Wednesday, June 5, 2013

IMF to admit mistakes with Greece, but what about Ireland, Portugal, Cyprus and Spain?

The Guardian, following on the initial report in the Wall Street Journal, says that the IMF is going to admit to numerous mistakes that it made and contributed to in the handling of Greece's financial crisis.

The IMF will disclose that its biggest mistake was not requiring the original creditors (also known as the banks) to absorb losses at the beginning of the debt crisis.

The IMF is going to say that the primary beneficiaries of the mistaken strategy pursued in Greece were the creditor banks.

Imagine that.

Who could have guessed that the creditor banks would have been the beneficiary of Greece destroying its social contract?

Regular readers will recall that following the advice of the bankers, global policymakers and financial regulators adopted the Japanese Model under which bank book capital levels and banker bonuses were protected at all costs.  Not having the banks take losses at the beginning of the financial crisis was the direct result of this policy.
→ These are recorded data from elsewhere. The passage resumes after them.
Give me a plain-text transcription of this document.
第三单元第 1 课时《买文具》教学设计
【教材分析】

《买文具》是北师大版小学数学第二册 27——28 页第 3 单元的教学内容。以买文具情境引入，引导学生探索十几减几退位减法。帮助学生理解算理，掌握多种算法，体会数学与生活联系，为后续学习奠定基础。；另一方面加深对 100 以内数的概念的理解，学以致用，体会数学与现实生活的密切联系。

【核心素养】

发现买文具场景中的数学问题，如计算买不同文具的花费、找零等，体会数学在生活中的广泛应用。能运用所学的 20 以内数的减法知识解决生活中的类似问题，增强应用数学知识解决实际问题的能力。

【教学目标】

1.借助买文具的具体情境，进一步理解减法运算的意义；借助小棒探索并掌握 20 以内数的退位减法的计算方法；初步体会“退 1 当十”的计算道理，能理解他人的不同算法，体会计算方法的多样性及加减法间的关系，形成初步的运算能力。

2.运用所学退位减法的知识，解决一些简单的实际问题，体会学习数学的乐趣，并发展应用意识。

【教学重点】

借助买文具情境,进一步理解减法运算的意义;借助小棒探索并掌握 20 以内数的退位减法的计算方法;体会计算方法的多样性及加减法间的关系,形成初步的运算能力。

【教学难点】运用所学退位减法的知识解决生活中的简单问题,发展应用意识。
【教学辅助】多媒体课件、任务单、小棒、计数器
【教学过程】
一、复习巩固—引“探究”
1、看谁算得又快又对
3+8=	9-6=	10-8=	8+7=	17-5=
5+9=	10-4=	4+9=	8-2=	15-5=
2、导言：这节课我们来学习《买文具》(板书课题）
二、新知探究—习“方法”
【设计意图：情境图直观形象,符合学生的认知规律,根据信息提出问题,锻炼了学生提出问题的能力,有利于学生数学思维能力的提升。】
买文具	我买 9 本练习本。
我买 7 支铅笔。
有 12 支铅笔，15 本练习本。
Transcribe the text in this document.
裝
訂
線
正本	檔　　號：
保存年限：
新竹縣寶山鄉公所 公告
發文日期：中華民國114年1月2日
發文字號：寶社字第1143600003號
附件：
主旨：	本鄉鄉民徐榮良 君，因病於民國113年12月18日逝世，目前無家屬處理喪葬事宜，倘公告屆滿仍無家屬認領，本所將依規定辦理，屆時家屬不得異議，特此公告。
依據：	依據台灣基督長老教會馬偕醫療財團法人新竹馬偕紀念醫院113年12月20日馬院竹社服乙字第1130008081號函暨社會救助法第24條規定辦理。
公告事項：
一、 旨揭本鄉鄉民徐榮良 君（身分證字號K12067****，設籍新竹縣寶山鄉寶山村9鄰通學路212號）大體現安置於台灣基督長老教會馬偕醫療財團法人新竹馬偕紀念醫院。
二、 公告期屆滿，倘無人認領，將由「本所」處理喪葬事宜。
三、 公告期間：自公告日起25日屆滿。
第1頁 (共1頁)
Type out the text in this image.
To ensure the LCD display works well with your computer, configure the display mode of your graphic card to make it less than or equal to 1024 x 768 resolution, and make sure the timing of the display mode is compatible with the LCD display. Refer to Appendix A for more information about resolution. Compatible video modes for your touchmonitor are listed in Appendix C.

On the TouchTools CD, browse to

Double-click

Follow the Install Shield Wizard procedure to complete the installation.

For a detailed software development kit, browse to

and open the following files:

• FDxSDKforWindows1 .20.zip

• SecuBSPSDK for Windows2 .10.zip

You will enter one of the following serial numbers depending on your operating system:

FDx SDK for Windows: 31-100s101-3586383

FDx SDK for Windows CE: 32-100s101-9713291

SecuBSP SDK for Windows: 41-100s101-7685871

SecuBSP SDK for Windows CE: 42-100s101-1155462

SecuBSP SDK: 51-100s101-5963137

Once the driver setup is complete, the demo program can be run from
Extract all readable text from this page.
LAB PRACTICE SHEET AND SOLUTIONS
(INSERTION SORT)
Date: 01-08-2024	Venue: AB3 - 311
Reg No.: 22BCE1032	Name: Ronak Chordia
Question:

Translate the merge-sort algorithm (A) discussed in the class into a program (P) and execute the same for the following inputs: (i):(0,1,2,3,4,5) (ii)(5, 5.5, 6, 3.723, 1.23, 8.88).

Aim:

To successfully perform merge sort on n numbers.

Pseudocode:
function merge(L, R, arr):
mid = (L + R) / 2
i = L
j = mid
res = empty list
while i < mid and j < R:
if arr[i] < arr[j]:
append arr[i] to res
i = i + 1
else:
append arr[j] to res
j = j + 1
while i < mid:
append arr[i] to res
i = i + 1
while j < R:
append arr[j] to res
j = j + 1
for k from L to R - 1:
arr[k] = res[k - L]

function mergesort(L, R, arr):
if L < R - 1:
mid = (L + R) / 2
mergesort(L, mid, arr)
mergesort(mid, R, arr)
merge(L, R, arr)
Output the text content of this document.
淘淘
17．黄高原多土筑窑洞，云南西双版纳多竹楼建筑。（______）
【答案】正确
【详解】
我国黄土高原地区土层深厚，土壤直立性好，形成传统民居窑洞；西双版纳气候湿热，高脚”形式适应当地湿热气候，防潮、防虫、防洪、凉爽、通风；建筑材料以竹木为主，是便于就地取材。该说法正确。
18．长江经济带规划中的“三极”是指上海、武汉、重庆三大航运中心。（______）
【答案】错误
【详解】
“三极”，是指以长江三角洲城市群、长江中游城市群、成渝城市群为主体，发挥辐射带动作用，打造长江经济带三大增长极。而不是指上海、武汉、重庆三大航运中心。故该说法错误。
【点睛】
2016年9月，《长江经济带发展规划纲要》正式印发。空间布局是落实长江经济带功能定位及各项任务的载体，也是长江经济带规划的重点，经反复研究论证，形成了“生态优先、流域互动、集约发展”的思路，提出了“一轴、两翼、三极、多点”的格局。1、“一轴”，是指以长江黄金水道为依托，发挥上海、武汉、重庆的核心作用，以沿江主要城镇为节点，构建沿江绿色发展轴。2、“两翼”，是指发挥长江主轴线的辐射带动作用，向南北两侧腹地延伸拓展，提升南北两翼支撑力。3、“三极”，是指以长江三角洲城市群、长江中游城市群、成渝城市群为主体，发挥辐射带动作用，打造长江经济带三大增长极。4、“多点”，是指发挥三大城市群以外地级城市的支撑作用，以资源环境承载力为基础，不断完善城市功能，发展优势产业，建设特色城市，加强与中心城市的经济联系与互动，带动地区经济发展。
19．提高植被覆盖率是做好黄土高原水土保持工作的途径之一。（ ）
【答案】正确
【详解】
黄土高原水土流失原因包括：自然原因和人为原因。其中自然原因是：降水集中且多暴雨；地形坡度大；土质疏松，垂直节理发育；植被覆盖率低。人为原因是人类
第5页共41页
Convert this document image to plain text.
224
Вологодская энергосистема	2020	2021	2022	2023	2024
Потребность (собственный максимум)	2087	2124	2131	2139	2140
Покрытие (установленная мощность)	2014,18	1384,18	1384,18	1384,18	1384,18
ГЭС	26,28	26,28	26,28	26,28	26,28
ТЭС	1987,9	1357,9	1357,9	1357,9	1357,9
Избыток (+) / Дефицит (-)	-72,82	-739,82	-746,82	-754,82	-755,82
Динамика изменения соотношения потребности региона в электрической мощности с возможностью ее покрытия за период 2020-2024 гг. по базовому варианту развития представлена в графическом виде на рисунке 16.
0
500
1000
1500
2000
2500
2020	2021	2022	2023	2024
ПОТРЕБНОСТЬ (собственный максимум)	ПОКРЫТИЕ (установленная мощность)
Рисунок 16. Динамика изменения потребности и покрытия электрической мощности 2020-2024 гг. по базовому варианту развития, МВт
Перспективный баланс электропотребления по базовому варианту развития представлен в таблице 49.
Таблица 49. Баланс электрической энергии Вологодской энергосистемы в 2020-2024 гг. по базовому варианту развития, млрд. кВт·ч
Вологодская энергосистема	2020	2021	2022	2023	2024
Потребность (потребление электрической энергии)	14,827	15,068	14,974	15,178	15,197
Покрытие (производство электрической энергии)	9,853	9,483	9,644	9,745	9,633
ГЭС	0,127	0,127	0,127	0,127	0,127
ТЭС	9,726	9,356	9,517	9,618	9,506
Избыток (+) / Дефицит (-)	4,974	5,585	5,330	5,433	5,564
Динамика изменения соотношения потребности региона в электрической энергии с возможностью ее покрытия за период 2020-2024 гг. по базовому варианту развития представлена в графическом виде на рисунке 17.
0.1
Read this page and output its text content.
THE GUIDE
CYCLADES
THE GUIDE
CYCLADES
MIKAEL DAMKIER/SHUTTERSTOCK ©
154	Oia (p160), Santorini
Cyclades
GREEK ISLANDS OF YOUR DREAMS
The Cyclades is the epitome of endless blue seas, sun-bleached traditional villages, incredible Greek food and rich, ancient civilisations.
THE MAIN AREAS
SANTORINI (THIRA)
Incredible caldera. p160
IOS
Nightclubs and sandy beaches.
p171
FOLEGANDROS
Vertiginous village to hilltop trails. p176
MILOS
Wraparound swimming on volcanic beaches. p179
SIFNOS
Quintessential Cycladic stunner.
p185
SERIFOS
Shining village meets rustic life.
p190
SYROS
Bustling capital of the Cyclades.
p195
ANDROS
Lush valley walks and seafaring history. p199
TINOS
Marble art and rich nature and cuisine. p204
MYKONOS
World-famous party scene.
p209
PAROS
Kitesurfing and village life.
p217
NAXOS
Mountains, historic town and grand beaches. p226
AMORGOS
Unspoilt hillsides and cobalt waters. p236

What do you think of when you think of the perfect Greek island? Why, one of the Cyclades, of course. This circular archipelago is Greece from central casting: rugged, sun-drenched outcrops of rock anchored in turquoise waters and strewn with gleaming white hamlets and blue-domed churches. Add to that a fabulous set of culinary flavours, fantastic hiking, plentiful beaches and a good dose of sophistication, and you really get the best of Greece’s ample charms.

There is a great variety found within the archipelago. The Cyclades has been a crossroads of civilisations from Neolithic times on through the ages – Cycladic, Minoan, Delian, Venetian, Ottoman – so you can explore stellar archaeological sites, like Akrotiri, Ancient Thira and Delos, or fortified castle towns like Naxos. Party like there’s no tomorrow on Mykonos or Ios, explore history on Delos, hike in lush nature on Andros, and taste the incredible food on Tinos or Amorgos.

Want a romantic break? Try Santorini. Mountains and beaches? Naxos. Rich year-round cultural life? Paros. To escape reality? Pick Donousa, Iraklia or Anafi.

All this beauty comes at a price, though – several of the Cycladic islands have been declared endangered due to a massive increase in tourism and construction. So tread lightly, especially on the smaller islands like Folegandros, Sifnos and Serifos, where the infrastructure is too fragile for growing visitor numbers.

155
As predicted by your humble blogger, the result of protecting the banks and banker bonuses was to put the burden of the excess debt on the real economy with the result being a downward spiraling economy and an end to the social contract.

As the IMF is admitting to mistakes in handling Greece, will it also admit that the same fundamentally flawed strategy was used in Ireland, Portugal and Spain to the detriment of these countries' real economies and social contracts?

The authoritative Kathimerini newspaper said the report identified a number of "mistakes" including the failure of creditors to agree to a restructuring of Greece's debt burden earlier – a failure that had had a disastrous effect on its macro-economic assumptions. 
"From what we understand the IMF singles out the EU for criticism in its handling of the problem more than anything else," said one well-placed official at the Greek finance ministry. 
"But acknowledgement of these mistakes will help us. It has already helped cut some slack and it will help us get what we really need which is a haircut on our debt next year."
Please re-read the highlighted text as it is an explicit statement that the problem of excess debt in the financial system did not go away as a result of pursuing the Japanese Model for the last 5 years.  There are still losses to be taken.

One of the reasons that the IMF is apologizing is it realizes that it will have to absorb the losses and it gets its funding from taxpayers.  Effectively, the IMF oversaw a program that transferred losses from private balance sheets, the banks, to the taxpayers.

Please note that before the IMF engaged in the program it is now apologizing for, individuals, like your humble blogger, were saying that the program would not work and the only beneficiaries would be the banks.

For this reason, a simple apology is not enough.

At a minimum, 100% of the IMF's pension assets should be given to the poor in Greece with recognition by the IMF that giving up its retirement assets and the right to replace them is the least the IMF can do for the pain and suffering it has caused.